By Garland Nichols, PhD., Xerox Vice President of Engineering
What this article will do is give you a high-level overview to expand your understanding of encryption in general and what it can do (or can’t do) for you if used properly.
At the most simplistic level, encryption is the process of scrambling data to make it unreadable, and decryption is the process of unscrambling that data to make it readable again. Encryption is used to protect the confidentiality and integrity of data. You may have heard of encryption of data at rest, such as encrypted phones, databases and laptop hard drives, and encryption of data in motion, such as encrypted browsing sessions for data traversing the Internet for online transactions involving sensitive data such as personally identifiable information (PII) and credit cards. One thing we know if nothing else is – encryption=good, not using encryption=bad, but what is it about encryption anyway that makes it such a GOOD thing to protect our data, other than cybersecurity experts telling us we need it?
Your First Experiment with Encryption – Maybe?
Do you remember as a kid taking the alphabet and using numbers to substitute for letters to create secret messages? If you do (and even if you don’t), that’s an example of a substitution cipher, and you probably didn’t think of it as encryption; it was just fun. The “key” for your “kiddie cipher” was what each number represented. You would use your key to encrypt your secret messages, and your best friend would use the same key for decryption to find out your mom had vanilla ice cream with sprinkles.
That was about as complicated as it got, and you protected your encryption key by folding it up and putting it in your back pocket. Passwords (and not pockets) and encryption keys however, go hand in hand. A password is often required to access the decryption key for data at rest. An example would be an encrypted phone that requires a password to decrypt or unlock the phone. The password allows access to the decryption key, which will unencrypt your phone. So, if your password can be compromised, a hacker doesn’t have the almost impossible task of finding the correct encryption key.
Without a password, the decryption key has to be determined some other way if a hacker has gotten hold of encrypted data. Encryption keys today, however, are not compromised by humans trying all possible combinations or picking the back pocket of your jeans, but by the powerful processing power of computers that can try billions of combinations per second.

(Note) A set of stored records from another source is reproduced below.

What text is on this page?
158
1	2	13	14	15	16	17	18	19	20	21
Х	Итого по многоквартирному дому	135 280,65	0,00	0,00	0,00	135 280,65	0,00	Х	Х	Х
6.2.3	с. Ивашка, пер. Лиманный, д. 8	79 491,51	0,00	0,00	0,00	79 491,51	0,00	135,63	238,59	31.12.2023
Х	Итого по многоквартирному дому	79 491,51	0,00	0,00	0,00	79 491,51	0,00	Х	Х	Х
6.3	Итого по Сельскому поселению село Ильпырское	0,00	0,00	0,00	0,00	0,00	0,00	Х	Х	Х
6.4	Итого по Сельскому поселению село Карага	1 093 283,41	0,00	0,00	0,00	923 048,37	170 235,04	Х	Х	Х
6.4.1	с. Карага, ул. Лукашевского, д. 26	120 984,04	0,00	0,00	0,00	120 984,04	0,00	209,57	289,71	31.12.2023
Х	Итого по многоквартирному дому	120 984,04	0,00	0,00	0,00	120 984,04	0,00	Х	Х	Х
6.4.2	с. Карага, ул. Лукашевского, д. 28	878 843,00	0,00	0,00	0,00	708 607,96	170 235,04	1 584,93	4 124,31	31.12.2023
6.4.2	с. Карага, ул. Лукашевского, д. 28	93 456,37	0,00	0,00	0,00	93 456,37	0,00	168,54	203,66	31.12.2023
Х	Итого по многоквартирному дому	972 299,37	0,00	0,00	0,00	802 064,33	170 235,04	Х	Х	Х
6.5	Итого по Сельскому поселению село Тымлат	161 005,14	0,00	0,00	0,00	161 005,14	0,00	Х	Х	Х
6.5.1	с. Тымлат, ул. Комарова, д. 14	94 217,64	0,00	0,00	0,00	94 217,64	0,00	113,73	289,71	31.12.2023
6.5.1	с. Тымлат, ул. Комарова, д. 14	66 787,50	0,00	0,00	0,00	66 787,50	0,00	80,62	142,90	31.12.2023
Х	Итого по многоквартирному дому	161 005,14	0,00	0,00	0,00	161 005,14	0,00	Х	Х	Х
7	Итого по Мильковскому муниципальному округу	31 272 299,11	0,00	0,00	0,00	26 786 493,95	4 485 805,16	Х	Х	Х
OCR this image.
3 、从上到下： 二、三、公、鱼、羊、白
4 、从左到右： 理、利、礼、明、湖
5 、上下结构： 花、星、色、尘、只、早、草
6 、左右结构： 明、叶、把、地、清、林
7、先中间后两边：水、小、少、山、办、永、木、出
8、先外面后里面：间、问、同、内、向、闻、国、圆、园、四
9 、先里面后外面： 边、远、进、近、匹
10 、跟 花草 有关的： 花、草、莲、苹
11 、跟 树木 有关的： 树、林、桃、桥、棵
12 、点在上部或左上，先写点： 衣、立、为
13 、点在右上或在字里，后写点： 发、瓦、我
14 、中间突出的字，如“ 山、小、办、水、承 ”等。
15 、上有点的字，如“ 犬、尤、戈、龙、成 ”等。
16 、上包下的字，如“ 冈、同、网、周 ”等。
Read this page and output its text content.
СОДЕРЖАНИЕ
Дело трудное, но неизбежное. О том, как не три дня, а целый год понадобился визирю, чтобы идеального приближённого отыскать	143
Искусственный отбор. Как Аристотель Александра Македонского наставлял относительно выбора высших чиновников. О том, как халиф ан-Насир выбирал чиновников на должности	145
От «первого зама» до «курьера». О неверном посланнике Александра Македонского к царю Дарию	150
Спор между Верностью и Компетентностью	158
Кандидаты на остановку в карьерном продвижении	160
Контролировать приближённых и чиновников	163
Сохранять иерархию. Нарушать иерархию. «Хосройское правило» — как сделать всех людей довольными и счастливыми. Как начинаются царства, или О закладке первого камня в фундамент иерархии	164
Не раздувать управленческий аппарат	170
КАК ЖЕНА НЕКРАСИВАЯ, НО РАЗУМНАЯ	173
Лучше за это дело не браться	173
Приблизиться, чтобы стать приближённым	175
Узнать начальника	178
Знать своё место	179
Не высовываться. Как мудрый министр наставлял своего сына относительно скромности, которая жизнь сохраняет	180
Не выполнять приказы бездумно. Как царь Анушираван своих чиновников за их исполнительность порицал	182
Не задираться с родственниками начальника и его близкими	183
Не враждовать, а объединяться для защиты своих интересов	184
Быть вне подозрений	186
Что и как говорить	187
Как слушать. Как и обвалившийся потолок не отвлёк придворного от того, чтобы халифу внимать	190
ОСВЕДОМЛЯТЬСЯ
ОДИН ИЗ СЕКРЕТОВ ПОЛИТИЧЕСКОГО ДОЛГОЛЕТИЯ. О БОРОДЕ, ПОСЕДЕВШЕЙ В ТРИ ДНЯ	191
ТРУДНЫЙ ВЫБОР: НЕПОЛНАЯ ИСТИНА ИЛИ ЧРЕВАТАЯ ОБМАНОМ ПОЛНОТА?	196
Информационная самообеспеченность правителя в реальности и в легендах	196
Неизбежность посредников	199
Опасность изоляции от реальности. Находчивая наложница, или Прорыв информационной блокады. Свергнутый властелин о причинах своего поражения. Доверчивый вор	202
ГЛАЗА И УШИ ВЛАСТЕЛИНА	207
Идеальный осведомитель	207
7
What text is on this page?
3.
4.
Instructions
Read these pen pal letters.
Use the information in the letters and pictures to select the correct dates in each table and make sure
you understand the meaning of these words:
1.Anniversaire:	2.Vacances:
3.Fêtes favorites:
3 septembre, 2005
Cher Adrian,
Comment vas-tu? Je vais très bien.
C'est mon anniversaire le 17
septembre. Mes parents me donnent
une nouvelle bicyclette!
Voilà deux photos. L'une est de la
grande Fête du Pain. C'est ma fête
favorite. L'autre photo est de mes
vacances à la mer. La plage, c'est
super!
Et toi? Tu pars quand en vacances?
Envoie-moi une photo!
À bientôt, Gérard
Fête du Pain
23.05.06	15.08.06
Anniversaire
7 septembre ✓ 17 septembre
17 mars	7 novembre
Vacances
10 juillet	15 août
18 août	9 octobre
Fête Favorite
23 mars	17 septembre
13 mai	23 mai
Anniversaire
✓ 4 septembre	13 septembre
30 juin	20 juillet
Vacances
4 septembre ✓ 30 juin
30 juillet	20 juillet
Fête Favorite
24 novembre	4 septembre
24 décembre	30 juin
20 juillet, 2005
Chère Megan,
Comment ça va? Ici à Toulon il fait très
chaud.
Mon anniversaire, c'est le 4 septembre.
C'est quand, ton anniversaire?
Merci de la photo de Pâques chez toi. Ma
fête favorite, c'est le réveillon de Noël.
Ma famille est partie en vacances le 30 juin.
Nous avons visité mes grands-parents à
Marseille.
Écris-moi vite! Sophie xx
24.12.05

Advanced Encryption Standard and Data Security
One of the most recommended encryption standards used by the government and in many hardware and software products is the Advanced Encryption Standard or AES. It comes in three key lengths, but we are going to focus on AES-256 bit encryption. We should probably explain what a bit is before we move on. Note that a computer does not see the alphabet as we do; it only knows 1s and 0s (each is a bit of data), so each letter of the alphabet which includes upper and lower case and special characters, has its own unique combination of 1s and Os and is 1 byte long or 8 bits.
You might be asking, just how secure is AES 256 bit encryption? Even if you had 100 thousand supercomputers and each one could try a million, billion keys per second, it would still take trillions of years to find the key and decipher 256 bit encrypted messages. A computer would need to try at least half of 115, 792,089,237,316,195,423,570,985, 008,687,907,853,269,984,665,640,564,039,457, 584,007,913,129,639,936 possible combinations. No such computer exists today (that can break any of the three key sizes of AES encryption), and it may take a few hundred years for such technology to become available based on current scientific projections.
Protecting Data at Rest and in Motion
How does a printer protect your data using encryption at rest and in motion? We talked about encryption at rest and in motion and focused on AES 256 bit encryption. The main thing is that you hopefully now understand a little bit s more about what encryption is, along with how and why it protects data. Now we are going to talk about the printer and features that use the power of encryption to protect your data at rest and in motion.
For data in motion over the Internet, the printer should support TLS v1.x, which can be configured to use AES 256 bit encryption as part of a cipher suite. There are various cipher suites to choose from, allowing you to select the one that best fits your security policies. This means when using scan-to-email, as your data is sent over the Internet, it can be encrypted end-to-end using TLS 1.2 encryption. The printer should also offer use of IPsec and HTTPS to provide encryption for print job data sent to the printer as it travels across the network.
Maybe we didn’t make you an expert, but hopefully you have a better understanding of how encryption can protect data at rest or in motion by scrambling it to make it unreadable, which protects data from being read by unauthorized parties. In addition, we covered how a decryption key is often required to descramble or decrypt encrypted data, and how sometimes those keys are protected by passwords. We talked about how strong encryption such as AES protects data and how difficult it is to determine the encryption key to decrypt or decipher a message encrypted with AES 256 bit encryption. Lastly, and most important we shared information on how a printer can use the security that encryption provides to keep your data safe. Just be sure to keep your passwords and encryption keys out of your back pocket!